UNEP - Risposta 13 marzo 2015 - Cosenza - Interpello - Delucidazioni sull’art. 122 del D.P.R. 15 dicembre 1959 n. 1229, come modificato dal D.L. 12 settembre 2014 n. 132, convertito, con modificazioni, dalla L. 10 novembre 2014 n. 162.
Dipartimento dell'Organizzazione Giudiziaria, del Personale e dei Servizi
Direzione Generale del Personale e della Formazione
Prot. VI-DOG/202/03-1/2015/CA
Allegati: //
EGR. AVV. P. S.
DEL FORO DI COSENZA
E, p.c. AL CONSIGLIO DELL’ORDINE
DEGLI AVVOCATI DI COSENZA
AL CONSIGLIO NAZIONALE FORENSE
SEDE
ALL’ISPETTORATO GENERALE
DEL MINISTERO DELLA GIUSTIZIA
ROMA
Oggetto : Interpello – Delucidazioni sull’art. 122 del D.P.R. 15 dicembre 1959 n. 1229 (“Ordinamento degli Ufficiali giudiziari e degli Aiutanti Ufficiali giudiziari”), come modificato dal D.L. 12 settembre 2014 n. 132, convertito, con modificazioni, dalla L. 10 novembre 2014 n. 162.

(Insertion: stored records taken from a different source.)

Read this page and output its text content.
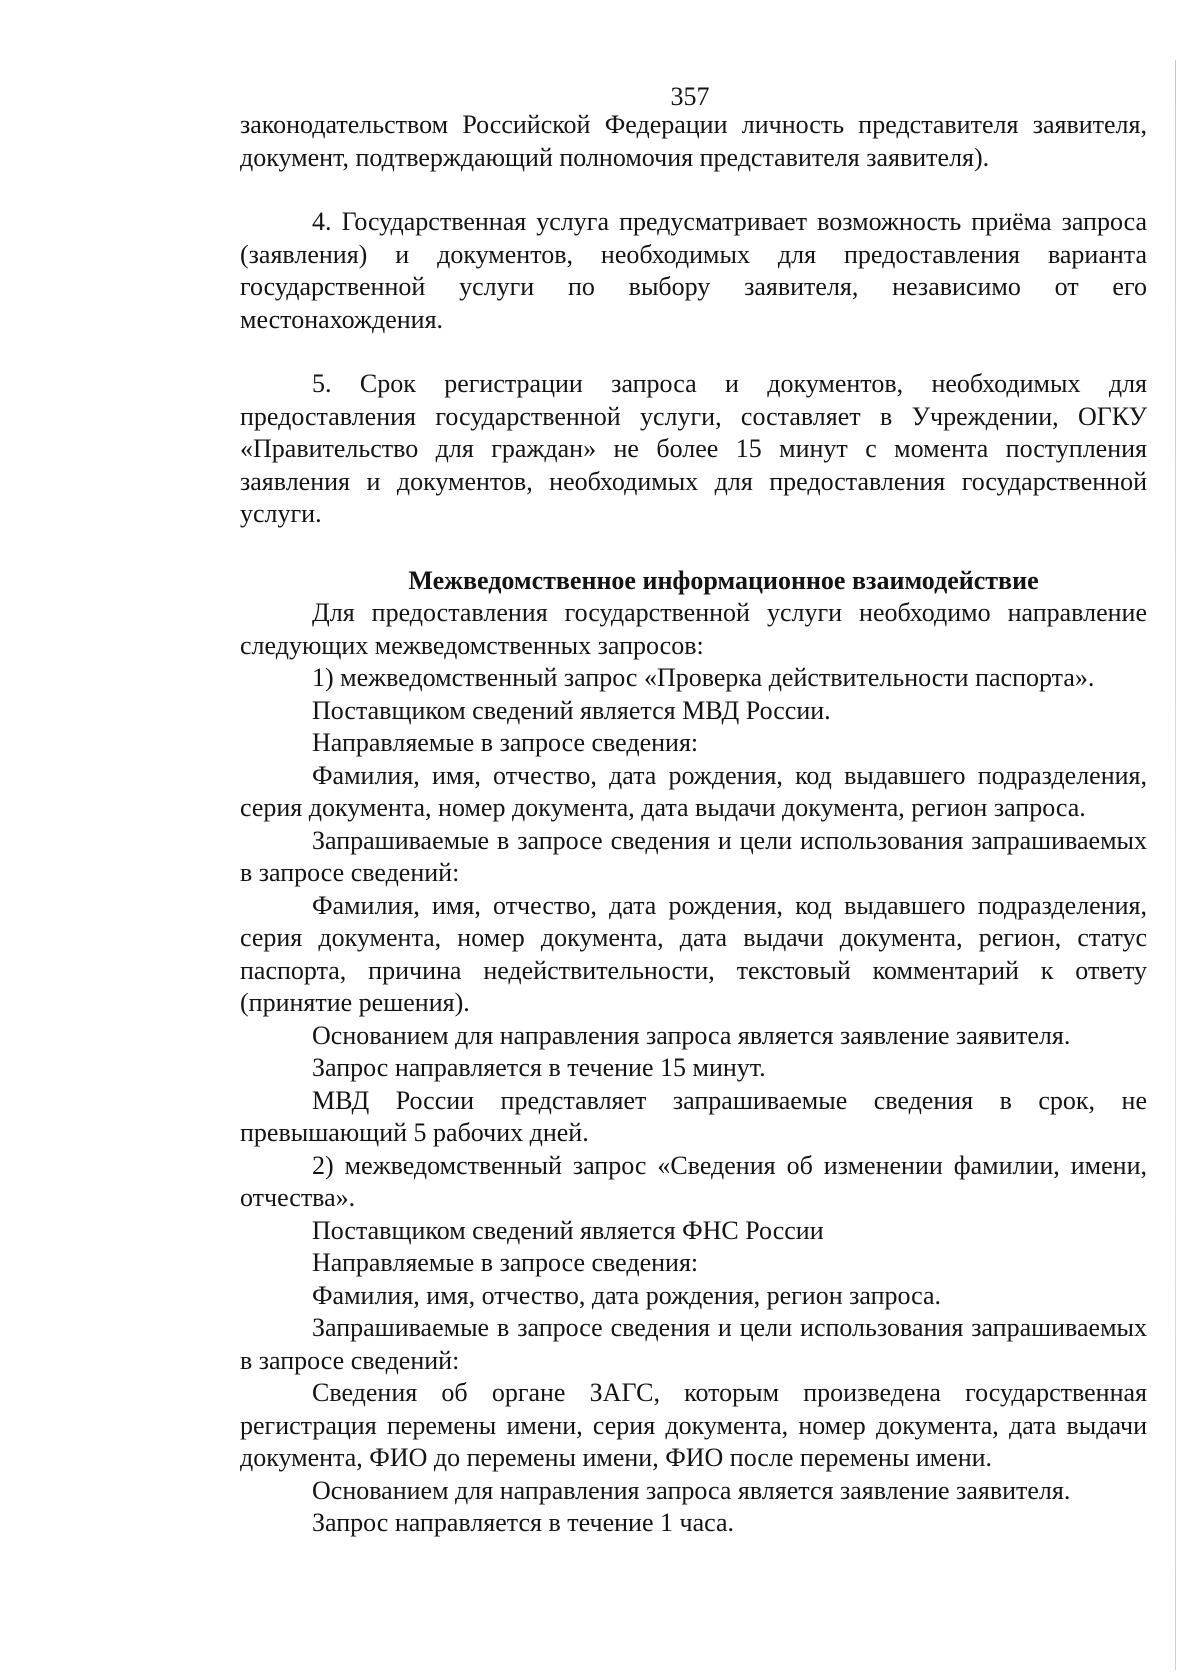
357

законодательством Российской Федерации личность представителя заявителя, документ, подтверждающий полномочия представителя заявителя).

4. Государственная услуга предусматривает возможность приёма запроса (заявления) и документов, необходимых для предоставления варианта государственной услуги по выбору заявителя, независимо от его местонахождения.

5. Срок регистрации запроса и документов, необходимых для предоставления государственной услуги, составляет в Учреждении, ОГКУ «Правительство для граждан» не более 15 минут с момента поступления заявления и документов, необходимых для предоставления государственной услуги.

Межведомственное информационное взаимодействие

Для предоставления государственной услуги необходимо направление следующих межведомственных запросов:

1) межведомственный запрос «Проверка действительности паспорта».

Поставщиком сведений является МВД России.

Направляемые в запросе сведения:

Фамилия, имя, отчество, дата рождения, код выдавшего подразделения, серия документа, номер документа, дата выдачи документа, регион запроса.

Запрашиваемые в запросе сведения и цели использования запрашиваемых в запросе сведений:

Фамилия, имя, отчество, дата рождения, код выдавшего подразделения, серия документа, номер документа, дата выдачи документа, регион, статус паспорта, причина недействительности, текстовый комментарий к ответу (принятие решения).

Основанием для направления запроса является заявление заявителя.

Запрос направляется в течение 15 минут.

МВД России представляет запрашиваемые сведения в срок, не превышающий 5 рабочих дней.

2) межведомственный запрос «Сведения об изменении фамилии, имени, отчества».

Поставщиком сведений является ФНС России

Направляемые в запросе сведения:

Фамилия, имя, отчество, дата рождения, регион запроса.

Запрашиваемые в запросе сведения и цели использования запрашиваемых в запросе сведений:

Сведения об органе ЗАГС, которым произведена государственная регистрация перемены имени, серия документа, номер документа, дата выдачи документа, ФИО до перемены имени, ФИО после перемены имени.

Основанием для направления запроса является заявление заявителя.

Запрос направляется в течение 1 часа.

In riscontro alla Sua richiesta di delucidazioni di cui alla nota del 6 marzo 2015 inerente alla norma in oggetto, e in particolare sulle richieste degli ufficiali giudiziari “circa i compensi aggiuntivamente e percentualmente spettantigli in ordine alle procedure espropriative presso terzi e presso il debitore”, si rileva quanto segue.
L’ulteriore compenso di cui ai commi secondo, terzo e quarto dell’art. 122 D.P.R. 1229/59, introdotto dalla novella in questione, spetta in caso di pignoramento mobiliare presso il debitore sia se si è proceduto ai sensi dell’art. 513 c.p.c. sia se i beni mobili pignorati siano stati individuati, in via preventiva, telematicamente ai sensi dell’art. 492 bis c.p.c..
Nel caso di pignoramento presso terzi, il compenso de quo spetta solo nel caso in cui i beni pignorati siano stati individuati telematicamente ai sensi dell’art. 492 bis c.p.c., rimanendo esclusa l’ipotesi in cui il creditore abbia autonomamente proceduto ai sensi dell’art. 543 c.p.c. e in assenza di istanza di ricerca telematica dei beni da pignorare.
Premesso che il citato compenso è sempre liquidato dal giudice dell’esecuzione con ordinanza, dal tenore letterale della norma in esame si evince che il medesimo è a carico del debitore nelle ipotesi previste dalle lett. a (assegnazione o vendita dei beni mobili pignorati) e b (vendita o assegnazione dei beni e dei crediti pignorati ai sensi dell’art. 492-bis c.p.c.) del secondo comma, nonché in quelle previste dal terzo comma (conversione del pignoramento) dell’art. 122 D.P.R. 1229/59, mentre è a carico del creditore nel caso previsto dal quarto comma del predetto articolo (estinzione o chiusura anticipata del processo esecutivo).
I casi di estinzione o chiusura anticipata del processo esecutivo, ai quali consegue la liquidazione del compenso di cui trattasi da parte del giudice dell’esecuzione, si riferiscono esclusivamente al pignoramento mobiliare presso il debitore o al pignoramento presso terzi, e pertanto non comprendono altre tipologie, quali l’estinzione dell’esecuzione per consegna o rilascio ex art. 608bis c.p.c. o il procedimento esecutivo immobiliare.
Si precisa, infine, che nei casi di chiusura anticipata della procedura esecutiva di pignoramento (mobiliare o presso terzi) non rientrano le ipotesi di mancato deposito e di iscrizione a ruolo da parte del creditore nei termini previsti – quindici giorni per il pignoramento mobiliare, trenta giorni per il pignoramento presso terzi – od il caso di mancata indicazione all’ufficiale giudiziario, entro dieci giorni, da parte del creditore, dei beni da sottoporre ad esecuzione – ai sensi dell’art. 155-ter, secondo comma, disp. att. c.p.c. – tenuto conto che tali casistiche possono essere conseguenti ad eventuali accordi tra le Parti successivi all’attività espletata dallo stesso ufficiale giudiziario.
Tali ultimi casi, innanzi citati, non risultano essere contemplati dal novellato art. 122 D.P.R. 1229/59, stando al tenore letterale della stessa disposizione normativa.
Si invita il Consiglio nazionale forense, che legge per conoscenza, a diffondere la presente nota presso i Consigli degli Ordini degli Avvocati dislocati sul territorio nazionale, per l’opportuna conoscenza.